Worse still, this sets a dangerous precedent. Once elections can be postponed without real necessity, there is nothing to stop it from happening again.
We were promised an Essex mayoral election this year. That was cancelled. Now the Government has refused, three times, to rule out postponing a general election, something any serious democratic government should have shut down immediately. Power is starting to look assumed rather than earned.
The excuses do not survive even basic scrutiny. “Saving money” is insulting. Every election costs money. Democracy costs money. If cost were a legitimate reason to cancel elections, we would never hold them at all.
And if this government genuinely cared about efficiency, it would not have embarked on an expensive local government reorganisation it is clearly not competent enough to deliver. So let’s be clear about what is happening. Starmer is hiding. Labour is hiding. Councils are being encouraged to hide. And voters are expected to accept it quietly.

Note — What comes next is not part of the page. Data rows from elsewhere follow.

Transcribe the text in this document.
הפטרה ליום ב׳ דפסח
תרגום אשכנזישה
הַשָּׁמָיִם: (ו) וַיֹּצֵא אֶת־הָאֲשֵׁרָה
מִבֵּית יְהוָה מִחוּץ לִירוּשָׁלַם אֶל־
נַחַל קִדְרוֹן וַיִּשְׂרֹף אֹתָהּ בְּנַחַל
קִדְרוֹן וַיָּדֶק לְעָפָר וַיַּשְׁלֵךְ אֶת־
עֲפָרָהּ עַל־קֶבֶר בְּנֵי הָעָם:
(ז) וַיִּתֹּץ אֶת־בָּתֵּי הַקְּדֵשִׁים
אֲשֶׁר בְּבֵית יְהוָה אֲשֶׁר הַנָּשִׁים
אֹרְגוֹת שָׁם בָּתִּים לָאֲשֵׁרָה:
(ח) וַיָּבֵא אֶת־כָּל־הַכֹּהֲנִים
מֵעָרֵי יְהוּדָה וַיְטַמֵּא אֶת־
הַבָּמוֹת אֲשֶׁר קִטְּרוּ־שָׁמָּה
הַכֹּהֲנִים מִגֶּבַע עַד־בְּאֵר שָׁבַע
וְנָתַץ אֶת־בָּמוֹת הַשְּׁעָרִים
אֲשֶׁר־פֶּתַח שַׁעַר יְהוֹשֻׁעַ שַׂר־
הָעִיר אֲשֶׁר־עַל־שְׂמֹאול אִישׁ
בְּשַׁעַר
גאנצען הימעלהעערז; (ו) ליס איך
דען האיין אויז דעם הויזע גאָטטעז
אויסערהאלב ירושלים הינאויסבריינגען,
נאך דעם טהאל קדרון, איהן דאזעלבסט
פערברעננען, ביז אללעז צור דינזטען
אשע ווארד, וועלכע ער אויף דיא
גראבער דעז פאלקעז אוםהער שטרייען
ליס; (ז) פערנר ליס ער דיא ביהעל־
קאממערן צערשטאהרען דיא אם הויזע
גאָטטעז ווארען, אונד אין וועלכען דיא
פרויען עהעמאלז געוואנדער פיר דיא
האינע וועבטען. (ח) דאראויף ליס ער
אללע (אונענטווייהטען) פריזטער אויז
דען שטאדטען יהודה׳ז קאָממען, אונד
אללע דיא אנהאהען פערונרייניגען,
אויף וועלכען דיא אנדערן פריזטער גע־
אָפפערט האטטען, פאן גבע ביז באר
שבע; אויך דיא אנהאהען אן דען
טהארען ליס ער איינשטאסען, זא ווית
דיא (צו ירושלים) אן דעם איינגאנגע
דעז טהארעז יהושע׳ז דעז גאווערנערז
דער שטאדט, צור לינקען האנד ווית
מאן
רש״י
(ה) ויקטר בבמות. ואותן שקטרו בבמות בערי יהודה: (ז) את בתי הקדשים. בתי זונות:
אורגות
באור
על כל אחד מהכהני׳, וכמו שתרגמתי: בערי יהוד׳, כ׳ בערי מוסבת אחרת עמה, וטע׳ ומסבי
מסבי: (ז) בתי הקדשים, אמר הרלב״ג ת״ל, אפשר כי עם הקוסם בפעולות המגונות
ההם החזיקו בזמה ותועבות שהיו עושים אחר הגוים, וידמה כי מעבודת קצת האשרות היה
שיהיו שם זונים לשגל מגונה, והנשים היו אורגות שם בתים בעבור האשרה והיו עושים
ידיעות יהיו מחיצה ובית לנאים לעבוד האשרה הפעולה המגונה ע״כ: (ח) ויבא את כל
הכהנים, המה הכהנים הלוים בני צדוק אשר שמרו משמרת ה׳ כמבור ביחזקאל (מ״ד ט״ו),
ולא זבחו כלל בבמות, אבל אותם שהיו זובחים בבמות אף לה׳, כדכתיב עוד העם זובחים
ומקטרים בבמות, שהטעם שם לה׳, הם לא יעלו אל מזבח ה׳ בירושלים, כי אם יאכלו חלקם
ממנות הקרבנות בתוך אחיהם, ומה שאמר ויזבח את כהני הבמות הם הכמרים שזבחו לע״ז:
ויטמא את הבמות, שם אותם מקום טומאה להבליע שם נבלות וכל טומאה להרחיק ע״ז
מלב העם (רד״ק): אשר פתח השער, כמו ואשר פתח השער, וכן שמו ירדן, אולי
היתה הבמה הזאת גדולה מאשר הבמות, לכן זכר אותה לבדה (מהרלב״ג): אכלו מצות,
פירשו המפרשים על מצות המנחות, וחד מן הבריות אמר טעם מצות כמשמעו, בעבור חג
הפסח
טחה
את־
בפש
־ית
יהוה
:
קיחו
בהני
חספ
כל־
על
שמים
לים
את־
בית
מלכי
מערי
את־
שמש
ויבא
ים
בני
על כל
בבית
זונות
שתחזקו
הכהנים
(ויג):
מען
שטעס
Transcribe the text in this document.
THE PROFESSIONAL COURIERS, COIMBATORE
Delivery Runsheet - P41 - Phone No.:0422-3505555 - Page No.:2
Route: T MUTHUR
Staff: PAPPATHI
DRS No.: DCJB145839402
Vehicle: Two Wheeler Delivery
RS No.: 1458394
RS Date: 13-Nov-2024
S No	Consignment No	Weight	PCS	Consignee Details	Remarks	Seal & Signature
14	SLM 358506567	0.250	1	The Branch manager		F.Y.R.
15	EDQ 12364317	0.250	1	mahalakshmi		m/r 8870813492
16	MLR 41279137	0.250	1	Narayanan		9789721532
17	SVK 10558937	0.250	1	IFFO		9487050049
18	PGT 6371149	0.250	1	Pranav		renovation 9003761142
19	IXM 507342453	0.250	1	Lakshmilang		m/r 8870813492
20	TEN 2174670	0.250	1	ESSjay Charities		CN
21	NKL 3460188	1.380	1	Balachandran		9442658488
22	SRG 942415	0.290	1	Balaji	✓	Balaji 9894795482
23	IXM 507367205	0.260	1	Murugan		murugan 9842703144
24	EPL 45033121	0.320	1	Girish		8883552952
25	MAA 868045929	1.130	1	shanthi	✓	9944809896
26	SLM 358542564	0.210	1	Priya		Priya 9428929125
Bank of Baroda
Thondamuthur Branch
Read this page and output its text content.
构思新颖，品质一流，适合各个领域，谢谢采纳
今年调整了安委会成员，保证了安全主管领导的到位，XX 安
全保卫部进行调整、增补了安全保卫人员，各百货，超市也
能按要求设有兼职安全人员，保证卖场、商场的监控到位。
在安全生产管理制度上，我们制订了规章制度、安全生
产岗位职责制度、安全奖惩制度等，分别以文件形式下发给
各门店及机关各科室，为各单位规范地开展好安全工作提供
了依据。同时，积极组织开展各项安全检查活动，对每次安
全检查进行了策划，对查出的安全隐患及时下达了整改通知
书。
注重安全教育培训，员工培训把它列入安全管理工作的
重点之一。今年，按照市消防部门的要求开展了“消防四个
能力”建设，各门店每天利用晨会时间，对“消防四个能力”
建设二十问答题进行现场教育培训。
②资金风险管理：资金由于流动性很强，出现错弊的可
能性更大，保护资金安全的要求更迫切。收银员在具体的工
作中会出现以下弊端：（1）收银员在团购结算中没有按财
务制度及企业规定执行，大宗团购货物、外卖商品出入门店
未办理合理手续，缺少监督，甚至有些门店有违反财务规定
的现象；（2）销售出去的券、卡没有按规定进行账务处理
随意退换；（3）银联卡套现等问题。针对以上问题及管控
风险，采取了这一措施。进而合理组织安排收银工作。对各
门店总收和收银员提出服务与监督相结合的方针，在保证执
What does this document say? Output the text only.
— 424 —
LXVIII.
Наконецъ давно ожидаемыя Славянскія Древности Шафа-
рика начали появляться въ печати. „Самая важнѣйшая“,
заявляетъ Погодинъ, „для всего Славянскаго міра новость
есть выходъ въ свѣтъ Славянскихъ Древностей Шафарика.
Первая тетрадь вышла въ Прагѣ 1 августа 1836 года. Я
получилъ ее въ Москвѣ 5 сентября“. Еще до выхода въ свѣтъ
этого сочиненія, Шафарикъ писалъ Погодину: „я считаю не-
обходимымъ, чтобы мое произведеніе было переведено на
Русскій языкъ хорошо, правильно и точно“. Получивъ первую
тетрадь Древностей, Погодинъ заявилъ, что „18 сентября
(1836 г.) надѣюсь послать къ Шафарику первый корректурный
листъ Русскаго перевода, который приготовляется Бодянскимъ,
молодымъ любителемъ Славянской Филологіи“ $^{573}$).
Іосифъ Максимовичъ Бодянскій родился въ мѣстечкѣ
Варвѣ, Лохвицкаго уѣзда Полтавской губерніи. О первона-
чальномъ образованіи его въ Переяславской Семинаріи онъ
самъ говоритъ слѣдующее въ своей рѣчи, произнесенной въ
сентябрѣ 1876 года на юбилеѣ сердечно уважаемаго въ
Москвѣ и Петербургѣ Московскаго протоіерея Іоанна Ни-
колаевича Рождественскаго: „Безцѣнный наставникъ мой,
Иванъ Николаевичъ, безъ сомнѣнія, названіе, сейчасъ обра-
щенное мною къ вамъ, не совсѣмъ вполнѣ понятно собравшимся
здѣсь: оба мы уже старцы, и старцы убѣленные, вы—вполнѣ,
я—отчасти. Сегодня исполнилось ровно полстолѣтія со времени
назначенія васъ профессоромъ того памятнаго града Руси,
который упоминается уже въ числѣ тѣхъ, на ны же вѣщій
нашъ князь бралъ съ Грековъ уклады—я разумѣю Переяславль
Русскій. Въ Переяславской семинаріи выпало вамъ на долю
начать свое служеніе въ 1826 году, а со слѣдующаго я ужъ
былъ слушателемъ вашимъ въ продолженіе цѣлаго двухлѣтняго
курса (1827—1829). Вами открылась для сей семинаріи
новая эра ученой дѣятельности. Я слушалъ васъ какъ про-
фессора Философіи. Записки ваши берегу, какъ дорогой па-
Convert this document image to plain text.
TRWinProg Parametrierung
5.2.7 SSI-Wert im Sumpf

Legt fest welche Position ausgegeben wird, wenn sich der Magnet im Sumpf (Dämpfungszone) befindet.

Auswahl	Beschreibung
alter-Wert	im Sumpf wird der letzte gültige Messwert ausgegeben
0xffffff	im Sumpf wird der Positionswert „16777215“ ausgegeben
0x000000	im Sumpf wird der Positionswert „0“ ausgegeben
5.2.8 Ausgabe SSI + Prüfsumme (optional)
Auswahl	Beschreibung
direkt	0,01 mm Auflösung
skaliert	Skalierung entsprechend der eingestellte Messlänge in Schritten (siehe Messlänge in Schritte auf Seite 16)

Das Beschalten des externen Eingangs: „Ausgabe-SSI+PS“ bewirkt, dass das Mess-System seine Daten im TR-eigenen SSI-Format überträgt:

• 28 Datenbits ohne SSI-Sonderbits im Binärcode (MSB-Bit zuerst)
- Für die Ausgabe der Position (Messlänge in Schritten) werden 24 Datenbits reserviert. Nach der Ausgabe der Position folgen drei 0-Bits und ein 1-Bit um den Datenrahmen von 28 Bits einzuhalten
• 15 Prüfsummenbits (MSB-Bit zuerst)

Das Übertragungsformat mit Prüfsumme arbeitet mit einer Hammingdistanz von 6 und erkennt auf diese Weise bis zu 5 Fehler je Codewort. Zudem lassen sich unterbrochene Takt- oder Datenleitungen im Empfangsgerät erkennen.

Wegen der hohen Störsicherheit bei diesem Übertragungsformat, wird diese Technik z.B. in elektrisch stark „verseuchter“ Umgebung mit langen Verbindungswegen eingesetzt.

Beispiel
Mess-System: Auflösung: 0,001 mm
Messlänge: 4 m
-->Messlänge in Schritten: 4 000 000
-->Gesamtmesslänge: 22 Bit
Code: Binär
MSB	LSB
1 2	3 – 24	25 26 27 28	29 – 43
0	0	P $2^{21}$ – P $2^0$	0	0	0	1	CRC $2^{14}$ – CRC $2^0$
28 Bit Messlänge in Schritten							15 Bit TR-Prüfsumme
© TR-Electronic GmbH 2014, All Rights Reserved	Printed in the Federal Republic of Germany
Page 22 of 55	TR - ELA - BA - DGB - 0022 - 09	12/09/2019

We shouldn’t. Cancelling elections and undermining democracy should be career-ending. Anyone who asks for democracy to be delayed, and anyone who signs it off, has no place in public life.
Starmer has shown he is willing to sacrifice democracy for his own survival. He is willing to let councils run unchallenged for years. He is willing to ignore the people who work hard, pay their taxes, and expect representation. That is cowardice. It is contempt. And it should not be forgotten, forgiven, or excused.
So Sir Keir Starmer, give us back our votes, man up, and lose like an adult. Our democracy is not yours to destroy.